Why Readers of a Certain Age Will Mourn the Passing of John Jakes
Beloved popular author dies at the age of 90
Do young people even know the novels of John Jakes?
I admit that I started reading John Jakes' historical fiction novels while I was in high school in the 70s, and I continued reading his books for the next decade or two. I'm aware that many of you young pups out there may not even know the novels of John Jakes, but he was one of the top writers in America for two decades.
Jakes, like many writers, had a day job in advertising. He never set out to be a literary sensation. Originally he wanted to be an actor and studied for a year at Northwestern University in Chicago, his hometown. He discovered acting wasn't what he wanted to do with his life and transferred to DePauw University in Greencastle, Indiana where he earned a degree in creative writing in 1953. He went on to Ohio State where he spent a year earning a Master's in American Literature.
After graduation, Jakes worked in advertising, but he would come home every night and write for several hours. The stories were burning holes in him.
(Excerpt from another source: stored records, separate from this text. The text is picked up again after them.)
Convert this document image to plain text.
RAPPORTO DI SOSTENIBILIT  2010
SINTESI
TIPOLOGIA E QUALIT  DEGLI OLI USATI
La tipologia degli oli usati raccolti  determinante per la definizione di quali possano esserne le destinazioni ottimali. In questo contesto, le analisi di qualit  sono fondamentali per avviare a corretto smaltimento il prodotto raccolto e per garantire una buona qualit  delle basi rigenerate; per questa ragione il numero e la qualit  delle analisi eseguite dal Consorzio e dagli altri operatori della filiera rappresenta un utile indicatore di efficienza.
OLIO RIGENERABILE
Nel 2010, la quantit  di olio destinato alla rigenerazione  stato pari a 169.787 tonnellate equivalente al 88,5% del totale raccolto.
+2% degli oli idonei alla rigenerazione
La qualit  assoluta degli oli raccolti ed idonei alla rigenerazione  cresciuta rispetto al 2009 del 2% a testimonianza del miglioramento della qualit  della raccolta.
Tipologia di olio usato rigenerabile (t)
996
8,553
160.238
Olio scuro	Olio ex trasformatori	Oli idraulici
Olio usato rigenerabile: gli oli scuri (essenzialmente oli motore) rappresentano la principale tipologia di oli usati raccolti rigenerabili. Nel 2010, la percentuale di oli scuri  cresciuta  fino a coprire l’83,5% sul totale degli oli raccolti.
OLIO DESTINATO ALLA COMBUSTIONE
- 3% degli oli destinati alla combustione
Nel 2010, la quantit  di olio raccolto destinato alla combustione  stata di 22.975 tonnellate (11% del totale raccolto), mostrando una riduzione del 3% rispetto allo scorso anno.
He wrote constantly in multiple genres: science fiction, fantasy, mysteries, children's stories, and westerns, submitting and selling hundreds of short stories before he was earning enough money to quit his day job in 1971.
John Jakes offered me historical fiction, and I devoured it
I was a sixteen-year-old avid reader when John Jakes' made a big splash with The Bastards, the first installment of his history series, The Kent Family Chronicles in 1974. (Jakes was 42 years old.) The nation was gearing up for the Bicentennial Celebration of 1976, the year I would graduate from high school, and his books focusing on American History fueled and fed the Patriotic fervor sweeping the nation.
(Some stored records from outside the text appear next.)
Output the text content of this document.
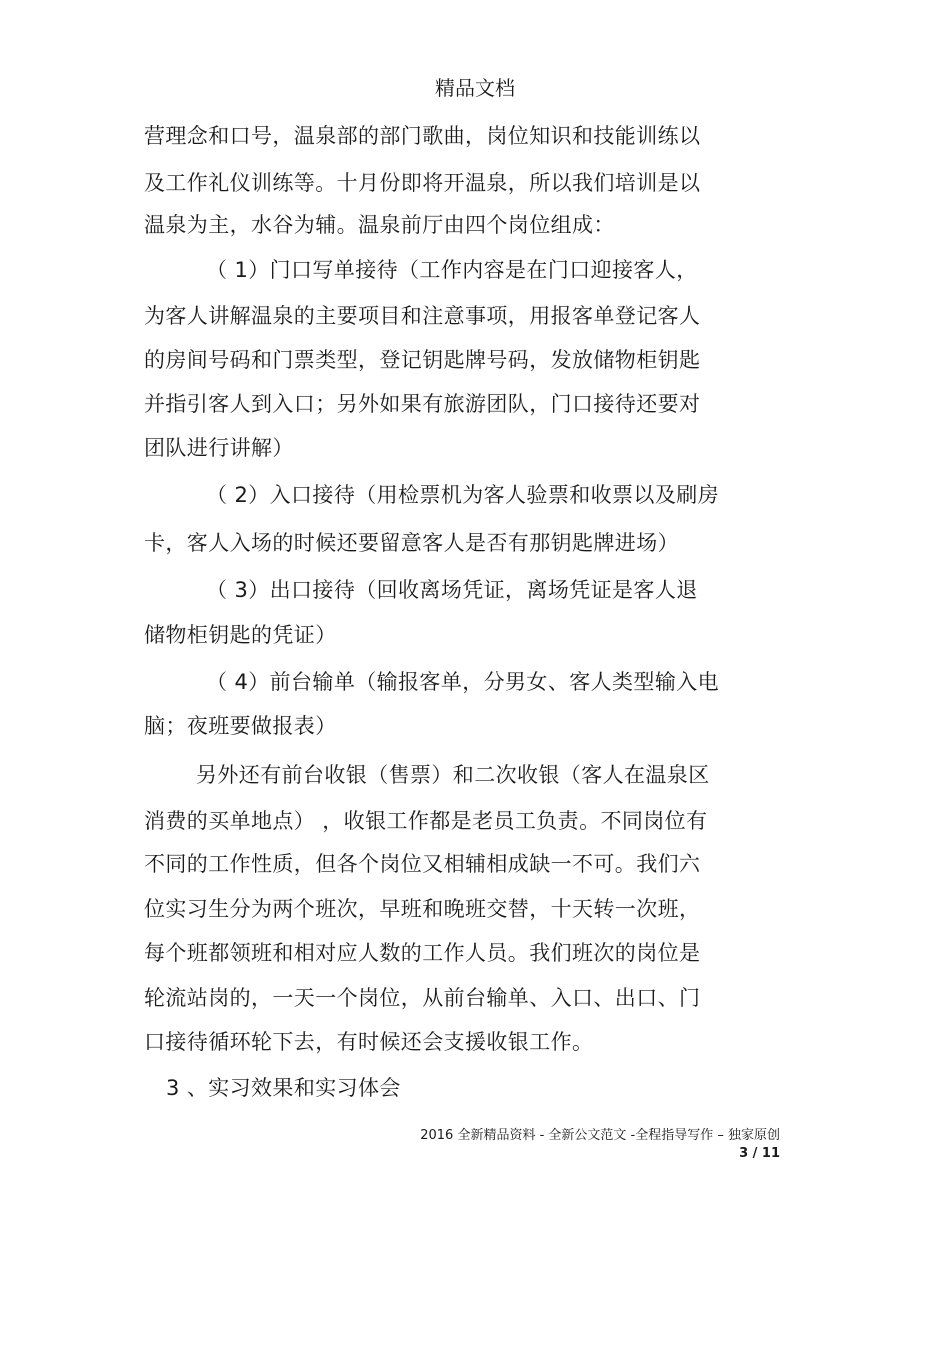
精品文档
营理念和口号，温泉部的部门歌曲，岗位知识和技能训练以
及工作礼仪训练等。十月份即将开温泉，所以我们培训是以
温泉为主，水谷为辅。温泉前厅由四个岗位组成：
（ 1）门口写单接待（工作内容是在门口迎接客人，
为客人讲解温泉的主要项目和注意事项，用报客单登记客人
的房间号码和门票类型，登记钥匙牌号码，发放储物柜钥匙
并指引客人到入口；另外如果有旅游团队，门口接待还要对
团队进行讲解）
（ 2）入口接待（用检票机为客人验票和收票以及刷房
卡，客人入场的时候还要留意客人是否有那钥匙牌进场）
（ 3）出口接待（回收离场凭证，离场凭证是客人退
储物柜钥匙的凭证）
（ 4）前台输单（输报客单，分男女、客人类型输入电
脑；夜班要做报表）
另外还有前台收银（售票）和二次收银（客人在温泉区
消费的买单地点） ，收银工作都是老员工负责。不同岗位有
不同的工作性质，但各个岗位又相辅相成缺一不可。我们六
位实习生分为两个班次，早班和晚班交替，十天转一次班，
每个班都领班和相对应人数的工作人员。我们班次的岗位是
轮流站岗的，一天一个岗位，从前台输单、入口、出口、门
口接待循环轮下去，有时候还会支援收银工作。
3 、实习效果和实习体会
2016 全新精品资料 - 全新公文范文 -全程指导写作 – 独家原创
3 / 11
I don't remember how much historical fiction I had ingested before John Jakes' work moved me from the mysteries of Victoria Holt and Mary Higgins Clark to the big, meaty paperbacks of The Kent Family Chronicles and then the Civil War trilogy of North and South. But I know that John Jakes showed me that factual characters could play with fictional ones, that history could be fun, and that reading about true events could induce chills and thrills.
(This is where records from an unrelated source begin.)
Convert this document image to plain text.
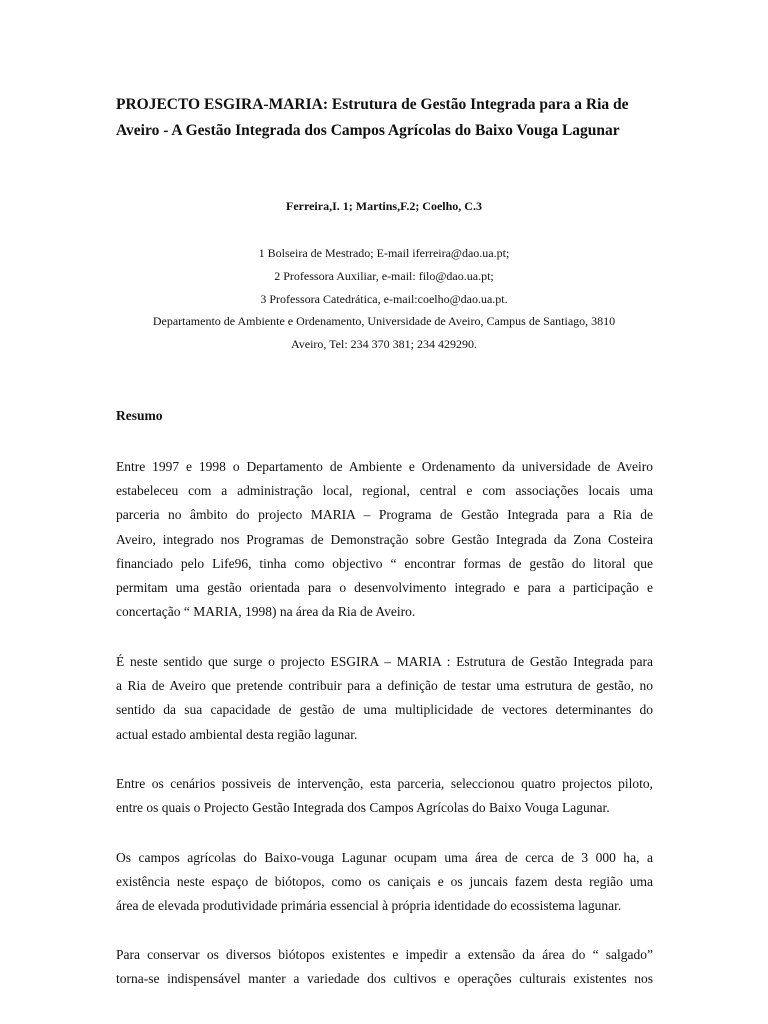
PROJECTO ESGIRA-MARIA: Estrutura de Gestão Integrada para a Ria de
Aveiro - A Gestão Integrada dos Campos Agrícolas do Baixo Vouga Lagunar
Ferreira,I. 1; Martins,F.2; Coelho, C.3
1 Bolseira de Mestrado; E-mail iferreira@dao.ua.pt;
2 Professora Auxiliar, e-mail: filo@dao.ua.pt;
3 Professora Catedrática, e-mail:coelho@dao.ua.pt.
Departamento de Ambiente e Ordenamento, Universidade de Aveiro, Campus de Santiago, 3810
Aveiro, Tel: 234 370 381; 234 429290.
Resumo
Entre 1997 e 1998 o Departamento de Ambiente e Ordenamento da universidade de Aveiro
estabeleceu com a administração local, regional, central e com associações locais uma
parceria no âmbito do projecto MARIA – Programa de Gestão Integrada para a Ria de
Aveiro, integrado nos Programas de Demonstração sobre Gestão Integrada da Zona Costeira
financiado pelo Life96, tinha como objectivo “ encontrar formas de gestão do litoral que
permitam uma gestão orientada para o desenvolvimento integrado e para a participação e
concertação “ MARIA, 1998) na área da Ria de Aveiro.
É neste sentido que surge o projecto ESGIRA – MARIA : Estrutura de Gestão Integrada para
a Ria de Aveiro que pretende contribuir para a definição de testar uma estrutura de gestão, no
sentido da sua capacidade de gestão de uma multiplicidade de vectores determinantes do
actual estado ambiental desta região lagunar.
Entre os cenários possiveis de intervenção, esta parceria, seleccionou quatro projectos piloto,
entre os quais o Projecto Gestão Integrada dos Campos Agrícolas do Baixo Vouga Lagunar.
Os campos agrícolas do Baixo-vouga Lagunar ocupam uma área de cerca de 3 000 ha, a
existência neste espaço de biótopos, como os caniçais e os juncais fazem desta região uma
área de elevada produtividade primária essencial à própria identidade do ecossistema lagunar.
Para conservar os diversos biótopos existentes e impedir a extensão da área do “ salgado”
torna-se indispensável manter a variedade dos cultivos e operações culturais existentes nos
When the television miniseries North and South aired in the mid-80s, I immersed myself in the Civil War era, swooning over Patrick Swayze who portrayed Orry Main. I was one of the millions of readers and viewers who watched and enjoyed, appreciating John Jakes' ability to tell a good story.
A writer's dream
There's a weird kind of comfort in knowing that other blockbuster writers start out in the same field I'm working in: advertising and marketing. (Bonnie Garmus, author of the bestseller Lessons in Chemistry was a copywriter before her success, so there's hope for me yet!) But however good a copywriter John Jakes was, his stint in the corporate world of advertising would never have amounted to the kind of success he had with his novels.
The Kent Family Chronicles sold 55 MILLION books. The North and South Civil War Trilogy sold 10 MILLION copies. In 1990, he got a $10 MILLION dollar advance from Doubleday and Bantam for three books he hadn't even written yet. His book, California Gold, earned a $4 MILLION dollar advance from Random House.
The passing of John Jakes
In his lifetime, John Jakes wrote eighty books that sold more than 120 million copies.
His wife, Rachel, who he met in 1951 at Depauw, survives him, along with his three daughters, one son, eleven grandchildren, and three great-grandchildren.
John Jakes died in Sarasota, Florida on March 11, 2023, an admitted lover of melodrama and author with an audience of millions.